I have two younger brothers, and both of them knew I was a little funny and different from other people's siblings. While other older siblings would go into hibernation in their bedrooms, I was always wandering around and making cookies for my brothers and their friends or trying to talk to them. That weirded out some of my brother's friends. The ones who were fine with me and stayed are still friends with my brothers today. They have, according to my mom, "passed the test."
When I was thirteen and my middle brother was eleven, my mom told both of us that I had Asperger's Syndrome. My brother said he finally understood why I was so different, and that he was proud of me because I'd gone through a lot that year.

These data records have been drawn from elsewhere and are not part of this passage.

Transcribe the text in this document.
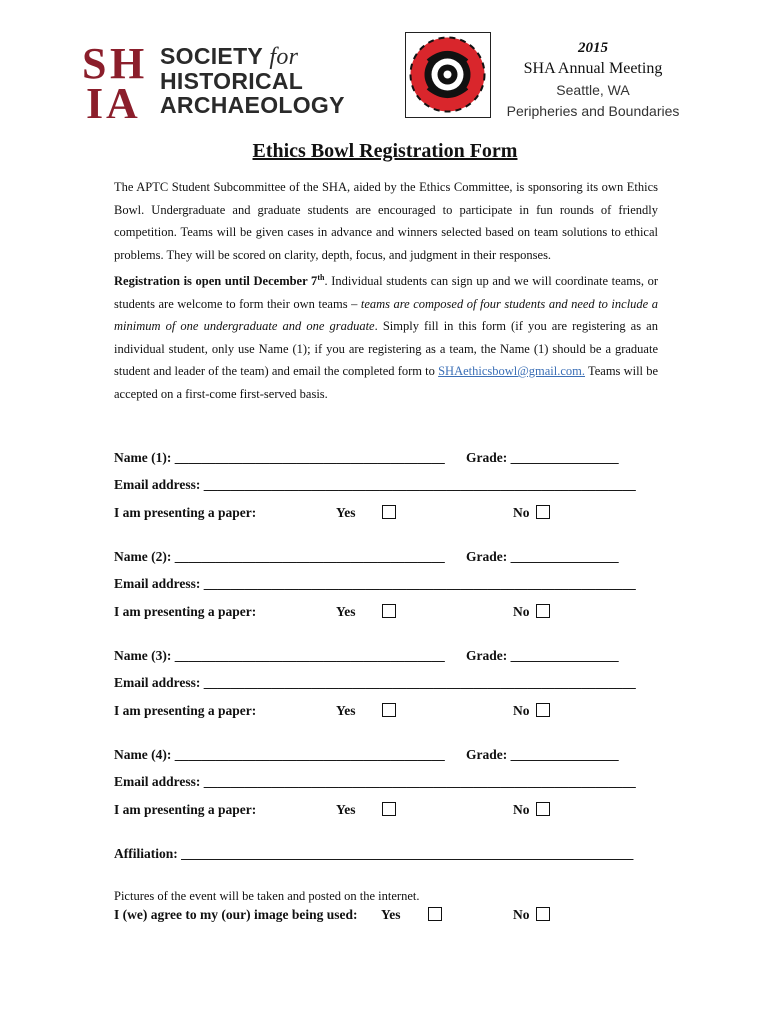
S H
A
I
SOCIETY for
HISTORICAL
ARCHAEOLOGY
2015
SHA Annual Meeting
Seattle, WA
Peripheries and Boundaries
Ethics Bowl Registration Form
The APTC Student Subcommittee of the SHA, aided by the Ethics Committee, is sponsoring its own Ethics Bowl. Undergraduate and graduate students are encouraged to participate in fun rounds of friendly competition. Teams will be given cases in advance and winners selected based on team solutions to ethical problems. They will be scored on clarity, depth, focus, and judgment in their responses.
Registration is open until December 7th. Individual students can sign up and we will coordinate teams, or students are welcome to form their own teams – teams are composed of four students and need to include a minimum of one undergraduate and one graduate. Simply fill in this form (if you are registering as an individual student, only use Name (1); if you are registering as a team, the Name (1) should be a graduate student and leader of the team) and email the completed form to SHAethicsbowl@gmail.com. Teams will be accepted on a first-come first-served basis.
Name (1): ________________________________________ Grade: ________________
Email address: ________________________________________________________________
I am presenting a paper:	Yes	No
Name (2): ________________________________________ Grade: ________________
Email address: ________________________________________________________________
I am presenting a paper:	Yes	No
Name (3): ________________________________________ Grade: ________________
Email address: ________________________________________________________________
I am presenting a paper:	Yes	No
Name (4): ________________________________________ Grade: ________________
Email address: ________________________________________________________________
I am presenting a paper:	Yes	No
Affiliation: ___________________________________________________________________
Pictures of the event will be taken and posted on the internet.
I (we) agree to my (our) image being used: Yes	No
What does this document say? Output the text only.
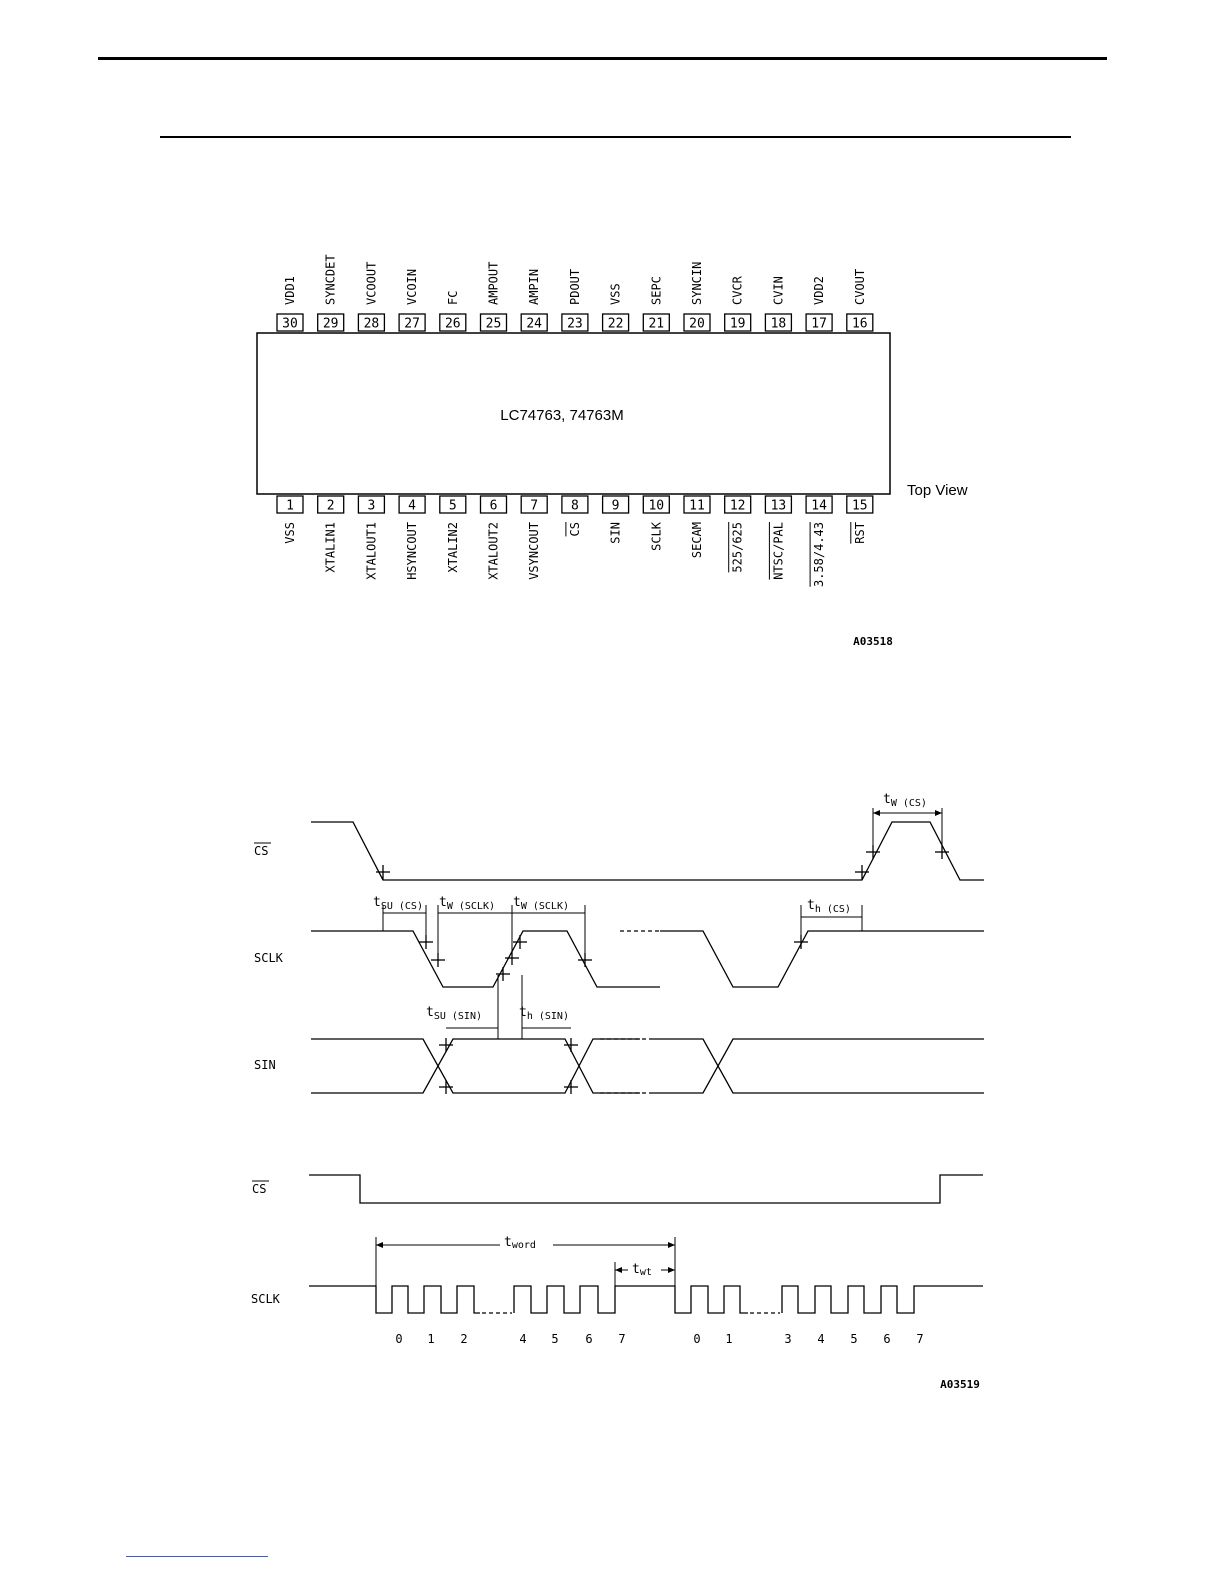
LC74763, 74763M
Top View
30
VDD1
29
SYNCDET
28
VCOOUT
27
VCOIN
26
FC
25
AMPOUT
24
AMPIN
23
PDOUT
22
VSS
21
SEPC
20
SYNCIN
19
CVCR
18
CVIN
17
VDD2
16
CVOUT
1
VSS
2
XTALIN1
3
XTALOUT1
4
HSYNCOUT
5
XTALIN2
6
XTALOUT2
7
VSYNCOUT
8
CS
9
SIN
10
SCLK
11
SECAM
12
525/625
13
NTSC/PAL
14
3.58/4.43
15
RST
A03518
CS
SCLK
SIN
CS
SCLK
$t_{W (CS)}$
$t_{SU (CS)}$ $t_{W (SCLK)}$ $t_{W (SCLK)}$	$t_{h (CS)}$
$t_{SU (SIN)}$	$t_{h (SIN)}$
tword
twt
0 1 2	4 5 6 7	0 1	3 4 5 6 7
A03519
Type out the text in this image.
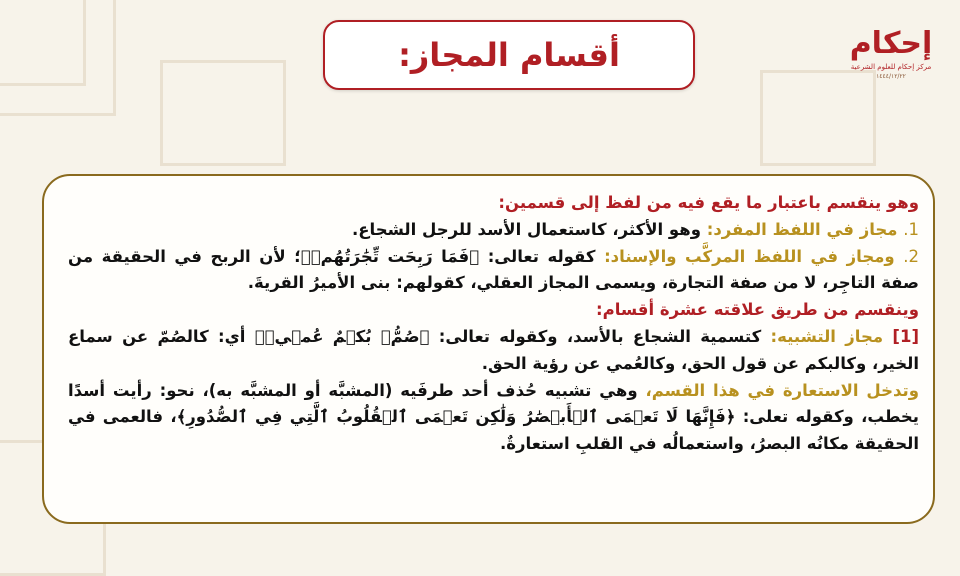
أقسام المجاز:	إحكام
مركز إحكام للعلوم الشرعية
١٤٤٤/١٢/٢٢

وهو ينقسم باعتبار ما يقع فيه من لفظ إلى قسمين:

1. مجاز في اللفظ المفرد: وهو الأكثر، كاستعمال الأسد للرجل الشجاع.

2. ومجاز في اللفظ المركَّب والإسناد: كقوله تعالى: ﴿فَمَا رَبِحَت تِّجَٰرَتُهُمۡ﴾؛ لأن الربح في الحقيقة من صفة التاجِر، لا من صفة التجارة، ويسمى المجاز العقلي، كقولهم: بنى الأميرُ القريةَ.

وينقسم من طريق علاقته عشرة أقسام:

[1] مجاز التشبيه: كتسمية الشجاع بالأسد، وكقوله تعالى: ﴿صُمُّۢ بُكۡمٌ عُمۡيٞ﴾ أي: كالصُمّ عن سماع الخير، وكالبكم عن قول الحق، وكالعُمي عن رؤية الحق.

وتدخل الاستعارة في هذا القسم، وهي تشبيه حُذف أحد طرفَيه (المشبَّه أو المشبَّه به)، نحو: رأيت أسدًا يخطب، وكقوله تعلى: ﴿فَإِنَّهَا لَا تَعۡمَى ٱلۡأَبۡصَٰرُ وَلَٰكِن تَعۡمَى ٱلۡقُلُوبُ ٱلَّتِي فِي ٱلصُّدُورِ﴾، فالعمى في الحقيقة مكانُه البصرُ، واستعمالُه في القلبِ استعارةٌ.
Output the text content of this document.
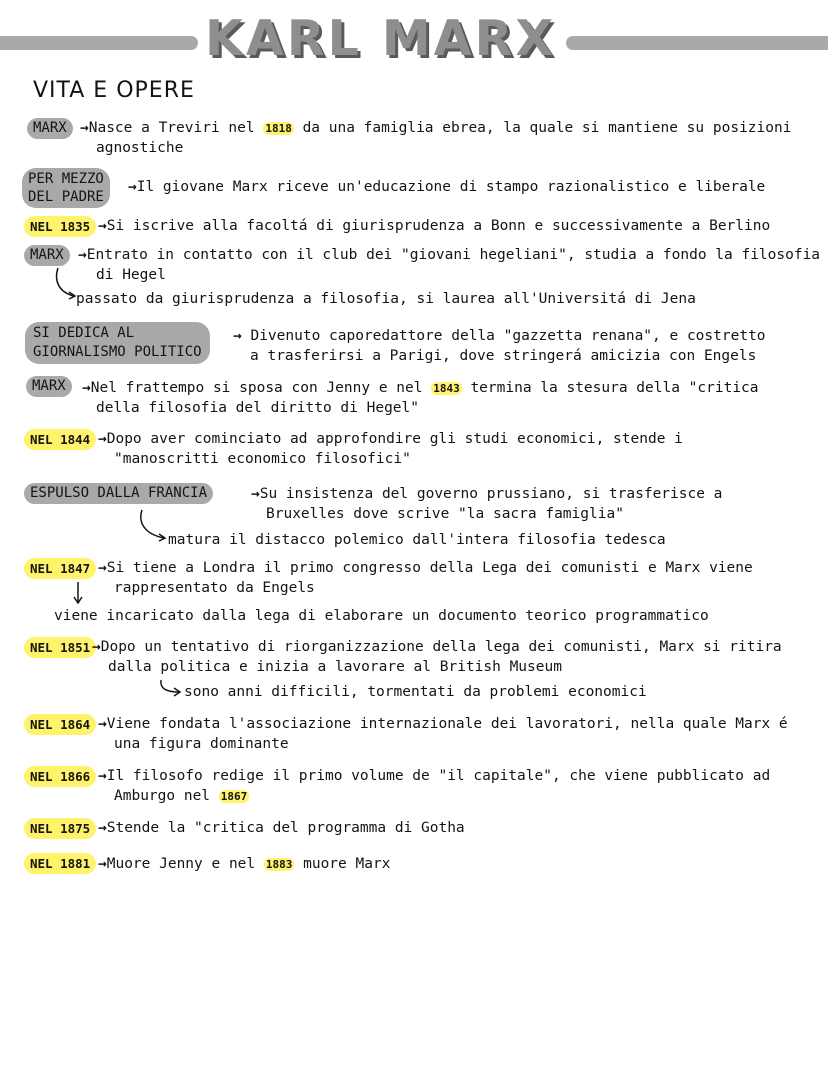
KARL MARX
VITA E OPERE
MARX →Nasce a Treviri nel 1818 da una famiglia ebrea, la quale si mantiene su posizioni
agnostiche
PER MEZZO
DEL PADRE
→Il giovane Marx riceve un'educazione di stampo razionalistico e liberale
NEL 1835 →Si iscrive alla facoltá di giurisprudenza a Bonn e successivamente a Berlino
MARX →Entrato in contatto con il club dei "giovani hegeliani", studia a fondo la filosofia
di Hegel
passato da giurisprudenza a filosofia, si laurea all'Universitá di Jena
SI DEDICA AL
GIORNALISMO POLITICO
→ Divenuto caporedattore della "gazzetta renana", e costretto
a trasferirsi a Parigi, dove stringerá amicizia con Engels
MARX	→Nel frattempo si sposa con Jenny e nel 1843 termina la stesura della "critica
della filosofia del diritto di Hegel"
NEL 1844 →Dopo aver cominciato ad approfondire gli studi economici, stende i
"manoscritti economico filosofici"
ESPULSO DALLA FRANCIA	→Su insistenza del governo prussiano, si trasferisce a
Bruxelles dove scrive "la sacra famiglia"
matura il distacco polemico dall'intera filosofia tedesca
NEL 1847 →Si tiene a Londra il primo congresso della Lega dei comunisti e Marx viene
rappresentato da Engels
viene incaricato dalla lega di elaborare un documento teorico programmatico
NEL 1851 →Dopo un tentativo di riorganizzazione della lega dei comunisti, Marx si ritira
dalla politica e inizia a lavorare al British Museum
sono anni difficili, tormentati da problemi economici
NEL 1864 →Viene fondata l'associazione internazionale dei lavoratori, nella quale Marx é
una figura dominante
NEL 1866 →Il filosofo redige il primo volume de "il capitale", che viene pubblicato ad
Amburgo nel 1867
NEL 1875 →Stende la "critica del programma di Gotha
NEL 1881 →Muore Jenny e nel 1883 muore Marx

My youngest brother found out when I went to my doctor, and we were openly discussing Asperger's in front of him. Apparently he asked my mom later about it, and she explained it to him. He also read All Cats have Asperger's Syndrome (he was young enough) and then he really got it.
Though they will not admit it, I know it's been harder on them with me having Asperger's. However, I think they have gotten used to the idea. Anyway, they must like it when I make cookies for them because they beg me to do it. Sometimes I think they are thankful that I have Asperger's, because I sort out all their sunny day friends and make sure they have true, good friends.
Even if you think your sibling won't understand, try to explain Asperger's to them. Perhaps they will surprise you, like mine did.